Selecionado entre 200 propostas, João Igor apresentou uma performance de Bumba meu Boi na Universidade de Harvard, em um evento organizado por brasileiros (veja o vídeo abaixo). Ele desempenha um papel importante para o fomento da cultura local. Essa, inclusive, é a primeira viagem internacional do estudante.
O maranhense recebeu o prêmio Cultura em Ação. Através das redes sociais, ele contou que o evento é uma forma de incentivo para acreditar que é possível, para pessoas como ele, ocupar espaços como esses.
“Ontem quando a gente fez o ensaio, eu me emocionei muito. Comecei a chorar bastante. […] porque as pessoas vendem pra gente de que a gente não vai conquistar e alcançar alguns espaços e aí a gente vai acreditando nisso. A gente vai acreditando que espaços assim não são pra gente”

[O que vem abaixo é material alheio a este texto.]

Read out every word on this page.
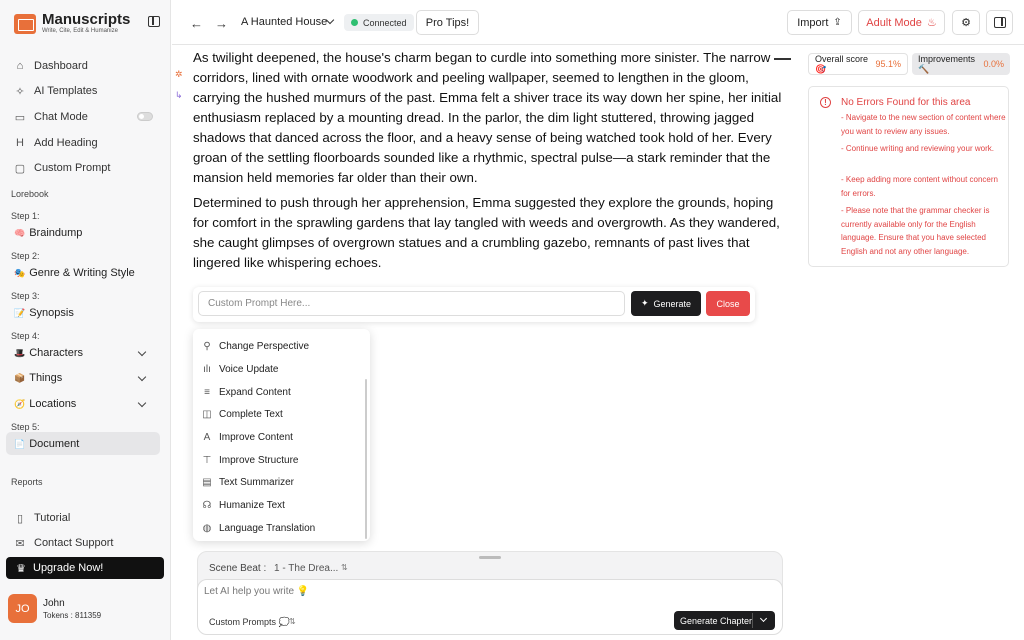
Manuscripts
Write, Cite, Edit & Humanize
⌂ Dashboard
✧ AI Templates
▭ Chat Mode
H Add Heading
▢ Custom Prompt
Lorebook
Step 1:
🧠 Braindump
Step 2:
🎭 Genre & Writing Style
Step 3:
📝 Synopsis
Step 4:
🎩 Characters
📦 Things
🧭 Locations
Step 5:
📄 Document
Reports
▯ Tutorial
✉ Contact Support
♛ Upgrade Now!
JO	John
Tokens : 811359
← → A Haunted House	Connected	Pro Tips!	Import ⇪ Adult Mode ♨ ⚙
✲
↳

As twilight deepened, the house's charm began to curdle into something more sinister. The narrow corridors, lined with ornate woodwork and peeling wallpaper, seemed to lengthen in the gloom, carrying the hushed murmurs of the past. Emma felt a shiver trace its way down her spine, her initial enthusiasm replaced by a mounting dread. In the parlor, the dim light stuttered, throwing jagged shadows that danced across the floor, and a heavy sense of being watched took hold of her. Every groan of the settling floorboards sounded like a rhythmic, spectral pulse—a stark reminder that the mansion held memories far older than their own.

Determined to push through her apprehension, Emma suggested they explore the grounds, hoping for comfort in the sprawling gardens that lay tangled with weeds and overgrowth. As they wandered, she caught glimpses of overgrown statues and a crumbling gazebo, remnants of past lives that lingered like whispering echoes.

Custom Prompt Here...	✦ Generate	Close
⚲ Change Perspective
ılı Voice Update
≡ Expand Content
◫ Complete Text
A Improve Content
⊤ Improve Structure
▤ Text Summarizer
☊ Humanize Text
◍ Language Translation
Scene Beat : 1 - The Drea... ⇅
Let AI help you write 💡
Custom Prompts 💭 ⇅	Generate Chapter
Overall score 🎯	95.1%
Improvements 🔨	0.0%
!	No Errors Found for this area
- Navigate to the new section of content where you want to review any issues.
- Continue writing and reviewing your work.
- Keep adding more content without concern for errors.
- Please note that the grammar checker is currently available only for the English language. Ensure that you have selected English and not any other language.
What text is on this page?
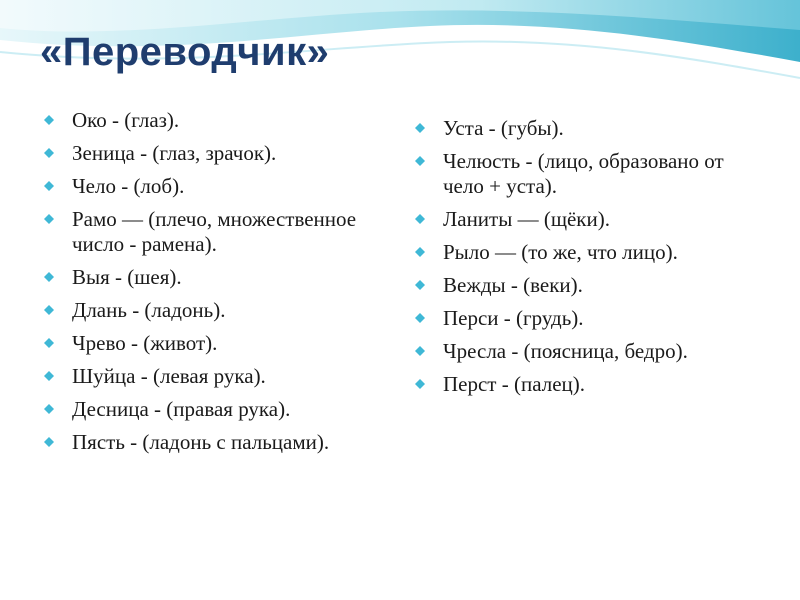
«Переводчик»
Око - (глаз).
Зеница - (глаз, зрачок).
Чело - (лоб).
Рамо — (плечо, множественное число - рамена).
Выя - (шея).
Длань - (ладонь).
Чрево - (живот).
Шуйца - (левая рука).
Десница - (правая рука).
Пясть - (ладонь с пальцами).
Уста - (губы).
Челюсть - (лицо, образовано от чело + уста).
Ланиты — (щёки).
Рыло — (то же, что лицо).
Вежды - (веки).
Перси - (грудь).
Чресла - (поясница, бедро).
Перст - (палец).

O g1 acompanhou o percurso do estudante nessa aventura que para ele é ‘realização de um sonho’. O evento, que tinha como tema “O Encontro de Vários Brasis”, contou com a presença de vários nomes conhecidos no país, como o ministro O ministro Luís Roberto Barroso, as cantoras Ivete Sangalo e Karol Conka, e também a atriz Regina Casé.
O evento, que tinha como tema “O Encontro de Vários Brasis”, contou com a presença de vários nomes conhecidos no país, como o ministro a deputada Tabata Amaral, as cantoras Ivete Sangalo e Karol Conka, e também a atriz Regina Casé. — Foto: Arquivo Pessoal
Para Igor, que também é brincante do Boi da Floresta de Mestre Apolônio, no Quilombo Liberdade em São Luís, o evento é uma chance de mudar a realidade e de construir novas narrativas. Em uma performance que rendeu elogios da Regina Casé, o maranhense destacou a importância de pensar no futuro e de ocupar lugares transformação social.
A gente faz um trabalho pelo futuro. É justamente acreditando que não é querendo ser único. A gente quer que outras pessoas venham e a gente vai fazendo [juntos] a construção do futuro que a gente acredita.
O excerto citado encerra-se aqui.